WASHINGTON - The mining of bitcoin and other cryptocurrencies, which have been in the spotlight recently due to their fluctuating valuations and investors, should be taxed for their considerable energy consumption, according to a Democratic congressman.

Bitcoin transactions require an enormous amount of energy. Dutch bank ING estimates that a single transaction consumes enough electricity to power a home for weeks. The expensive and energy-consuming verification process of transactions, otherwise known as mining, is meant to deter crime and fraud. Because Bitcoin and other cryptocurrencies rose to prominence in 2017, research claims the total energy consumption from last year was more than the annual usage of 159 countries.
And all that power usage - and its effect on the environment - is catching attention on Capitol Hill. In an interview with Business Insider, California Rep. Ro Khanna said that Bitcoin mining should be regulated in the same fashion as proposed carbon taxes.

"You could have environmental regulations of what could be used or a tax on the use of the mines that are going into the bitcoin, so that if they have externalities that they're causing the environment, that they have to pay a tax on that," he said.

Khanna, who represents part of Silicon Valley, added that a tax on bitcoin transactions' energy consumption "would provide a disincentive" and "that mining that's being used for bitcoin, they need to be paying a price on it."

"Just like carbon, you need to have a price on carbon," he said.

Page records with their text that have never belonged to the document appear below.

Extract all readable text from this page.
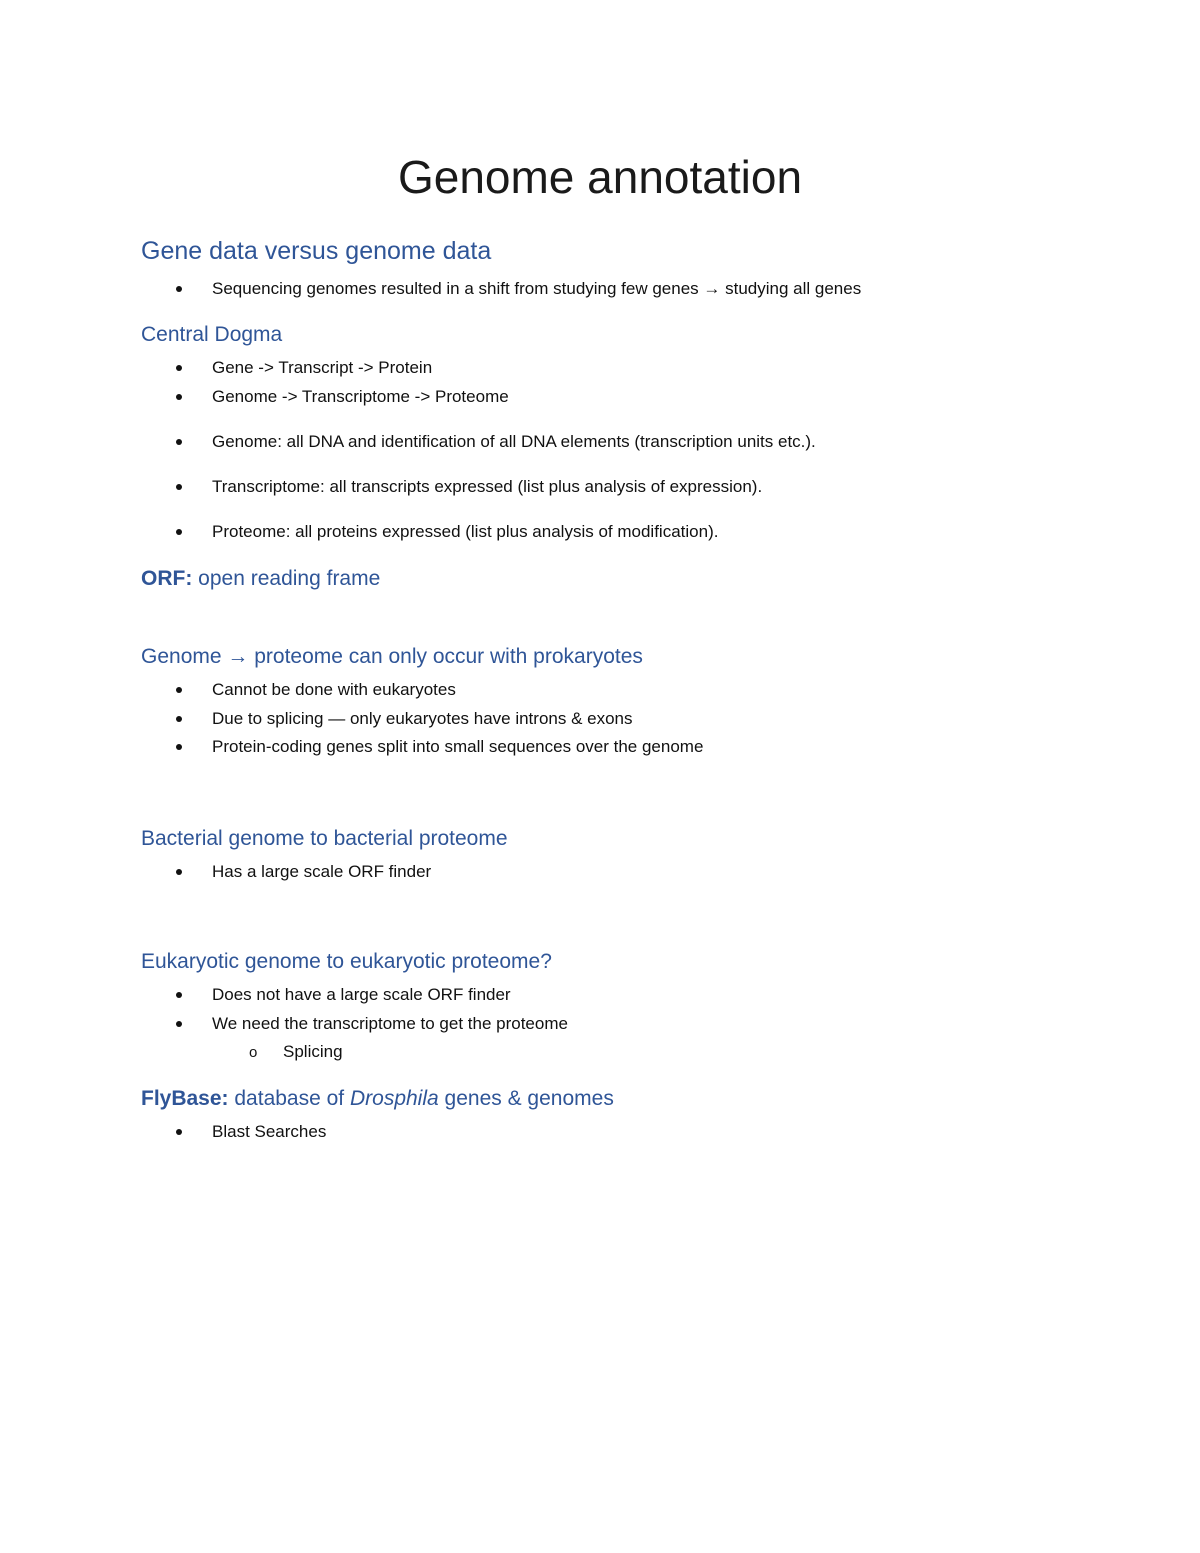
Genome annotation
Gene data versus genome data
Sequencing genomes resulted in a shift from studying few genes → studying all genes
Central Dogma
Gene -> Transcript -> Protein
Genome -> Transcriptome -> Proteome
Genome: all DNA and identification of all DNA elements (transcription units etc.).
Transcriptome: all transcripts expressed (list plus analysis of expression).
Proteome: all proteins expressed (list plus analysis of modification).
ORF: open reading frame
Genome → proteome can only occur with prokaryotes
Cannot be done with eukaryotes
Due to splicing — only eukaryotes have introns & exons
Protein-coding genes split into small sequences over the genome
Bacterial genome to bacterial proteome
Has a large scale ORF finder
Eukaryotic genome to eukaryotic proteome?
Does not have a large scale ORF finder
We need the transcriptome to get the proteome
o Splicing
FlyBase: database of Drosphila genes & genomes
Blast Searches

And the need for regulation should not stop at the environmental effects of cryptocurrencies, according to Khanna, who said their are significant criminal aspects of the new technology."I think more broadly we need much more regulation, whether it's against fraud, whether it's against environmental harms, whether it's against the use of bitcoin to foster terrorism," he said. "We need to have much more regulation there and we need to see all the regulations that have come from last hundreds of years for the banks."